Macho power displays of another kind appear but have no consequences; like art objects up for auction, they’re shown, then set aside. Mesquita stitches a snaking pattern of black cord on Macedo’s white t-shirt while she waits; a few minutes later, he pulls it out again. Later she enters and stands staring straight ahead; he draws ropes out of the set, attaches them to points on her dress and makes them taut, so that she resembles an anesthetized fly in a spider web. Then she slips out of the garment, and after a while Dias rises up into it. The cords are yanked loose from the walls, and Dias dances with her partner, trailing them.

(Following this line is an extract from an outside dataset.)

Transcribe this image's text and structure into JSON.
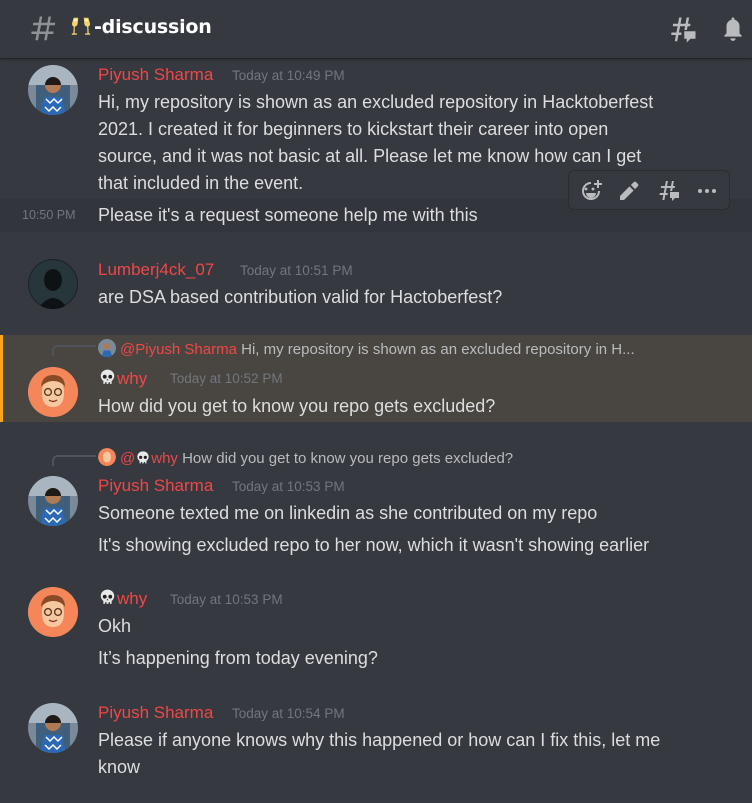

The music quicksteps between the festive and the soulful. Here a tango, there a samba. Now it’s Freeworm, now Chopin, now Caetano Veloso or one of several other Brazilian musicians. The rhythmic drive is infectious, and some of the passages of dancing have a party-time zest. The women sport a variety of outfits by Baby Mesquita that include colorfully patterned everyday dresses; short, slim, strappy ones with shiny beading around their hems; and longer full skirts. Their feet are shod in little dance boots. In one light-hearted sequence, the men vie to see which of them can carry the greatest number of his friends, some of whom jump on him without warning. The choreographer wins—presenting himself for several seconds festooned with all four women and the fifth man, Alexandre Tadra.
Por Um Fio’s dark side keeps creeping in though. The dancers are seldom all onstage at the same time. They enter, slip into an ongoing pattern, branch out, exit. There’s a sense of impermanence, as if this place were a club with other rooms; sometimes Rodrigo Marçal’s lighting turns the “walls” translucent, and behind them loom the performers’ enlarged shadows in another kind of dance. Little light bulbs hang from cords; the performers pull them down, seemingly at random, until they almost touch the floor; they rise unaided. Occasionally these swinging lamps are the only light onstage. Dias stands for a long time under a single red one, turning and turning.
After the dancers have bowed to ecstatic applause, they cut loose—improvising, repeating favorite moves. Even if you’re disturbed by the implicit misogyny of the danced messages, you have to love these nimble messengers.
Amber says
Very compelling review Deborah – sounds fascinating, a work I’d probably enjoy (I have a ballroom background so I love strong partnering works). I’ve got to get up to Jacob’s Pillow this summer.